Problem 1: Poor transparency into formulas and metrics
To be motivated to enter value-based arrangements, providers want to know what’s “behind the curtain” when it comes to determining how they will be compensated. For example, which quality measures will you use? How much weight will patient surveys carry? To be successful, offer extensive documentation into your methodologies and how value scores influence compensation. It also helps to rely on widely accepted methodologies for what separates high value from low value care, such as the Choose Wisely initiative, to give one example. One major payer in North Carolina has found success using a tiering methodology based on quality, cost, and Cotiviti’s Network Intelligence benchmarks—and as of December 2020, the plan achieved more than 50% membership in value-based care arrangements.

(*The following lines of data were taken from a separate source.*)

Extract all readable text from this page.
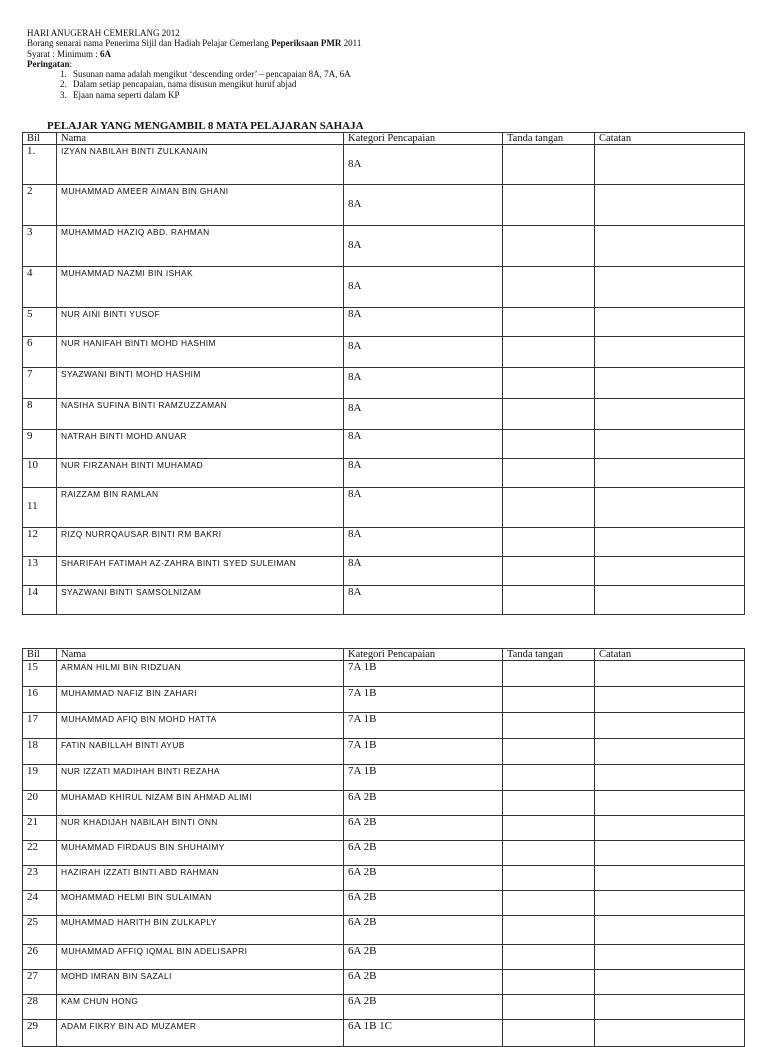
HARI ANUGERAH CEMERLANG 2012
Borang senarai nama Penerima Sijil dan Hadiah Pelajar Cemerlang Peperiksaan PMR 2011
Syarat : Minimum : 6A
Peringatan:
1. Susunan nama adalah mengikut ‘descending order’ – pencapaian 8A, 7A, 6A
2. Dalam setiap pencapaian, nama disusun mengikut huruf abjad
3. Ejaan nama seperti dalam KP
PELAJAR YANG MENGAMBIL 8 MATA PELAJARAN SAHAJA
Bil	Nama	Kategori Pencapaian	Tanda tangan	Catatan
1.	IZYAN NABILAH BINTI ZULKANAIN	8A		
2	MUHAMMAD AMEER AIMAN BIN GHANI	8A		
3	MUHAMMAD HAZIQ ABD. RAHMAN	8A		
4	MUHAMMAD NAZMI BIN ISHAK	8A		
5	NUR AINI BINTI YUSOF	8A		
6	NUR HANIFAH BINTI MOHD HASHIM	8A		
7	SYAZWANI BINTI MOHD HASHIM	8A		
8	NASIHA SUFINA BINTI RAMZUZZAMAN	8A		
9	NATRAH BINTI MOHD ANUAR	8A		
10	NUR FIRZANAH BINTI MUHAMAD	8A		
11	RAIZZAM BIN RAMLAN	8A		
12	RIZQ NURRQAUSAR BINTI RM BAKRI	8A		
13	SHARIFAH FATIMAH AZ-ZAHRA BINTI SYED SULEIMAN	8A		
14	SYAZWANI BINTI SAMSOLNIZAM	8A		
Bil	Nama	Kategori Pencapaian	Tanda tangan	Catatan
15	ARMAN HILMI BIN RIDZUAN	7A 1B		
16	MUHAMMAD NAFIZ BIN ZAHARI	7A 1B		
17	MUHAMMAD AFIQ BIN MOHD HATTA	7A 1B		
18	FATIN NABILLAH BINTI AYUB	7A 1B		
19	NUR IZZATI MADIHAH BINTI REZAHA	7A 1B		
20	MUHAMAD KHIRUL NIZAM BIN AHMAD ALIMI	6A 2B		
21	NUR KHADIJAH NABILAH BINTI ONN	6A 2B		
22	MUHAMMAD FIRDAUS BIN SHUHAIMY	6A 2B		
23	HAZIRAH IZZATI BINTI ABD RAHMAN	6A 2B		
24	MOHAMMAD HELMI BIN SULAIMAN	6A 2B		
25	MUHAMMAD HARITH BIN ZULKAPLY	6A 2B		
26	MUHAMMAD AFFIQ IQMAL BIN ADELISAPRI	6A 2B		
27	MOHD IMRAN BIN SAZALI	6A 2B		
28	KAM CHUN HONG	6A 2B		
29	ADAM FIKRY BIN AD MUZAMER	6A 1B 1C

Problem 2: Inconsistent alignment with physicians
Payers and providers must be on the same page from the very beginning when embarking on a value-based care partnership. Start by establishing a shared purpose and unified message with providers around low-value care. Find your provider “champions” early in the process and work with them to conduct provider engagement workgroups where they take the lead role in cascading initiatives to other providers. “Typically, when we identify a specialty that we want to tier, we create an advisory group of six to eight physicians in that specialty,” explained the lead medical director of quality programs for the North Carolina plan. “We explain the history of why we’re tiering provider specialties, and more importantly, try to get their ideas and thoughts and input on the measures being used.”
Problem 3: Lack of actionable insights for motivating change
Providers can’t change their practice patterns if you don’t point them toward exactly what needs to change. For example, does the problem lie with overprescribing, or are they performing too many non-valuable procedures? To overcome this problem, offer provider scorecards at both the group and unique provider levels related to overall value, patient visits, procedures, pharmacy, and referrals. Rather than simply give them a static scorecard, offer easy-to-use data visualization tools that demonstrate where providers stand in relation to peers. Florida Blue Medicare has found that breaking the data down both by practice and by geography is particularly impactful. “It's important to always remember that it’s rare to find a situation where a doctor is at the red (low-value) end of the spectrum,” explains Dr. Paul Kaplan, senior medical director. “It's never going to happen that the doctor is inefficient at everything, but to be able to point to what it is that they have as an area for opportunity and improvement is very important.”
Problem 4: Suboptimal coordination between stakeholders
Once your program is up and running, communication and education must never stop. Beyond provider scorecards and visualizations, prepare detailed analyses for each of your provider groups and present them to their leadership regularly. As Dr. Kaplan of Florida Blue Medicare explained, “the CMO can begin to see how each doctor is behaving relative to their peers in the same group. It makes the doctors eager to know what to do next, how to best use this data to be actionable, to be more involved in the way they deliver healthcare and improve the bottom line of their finances as a medical group.”
Now is an optimal time to align with providers who may have previously been hesitant to support alternative payment models, as so many physicians in traditional fee-for-service arrangements have faced substantial declines as a result of the pandemic’s impact on patient volume. With the right framework in place based on transparency, alignment, and actionable data, payers can successfully bring their provider networks on board and improve results across their payment, quality, and risk-based initiatives.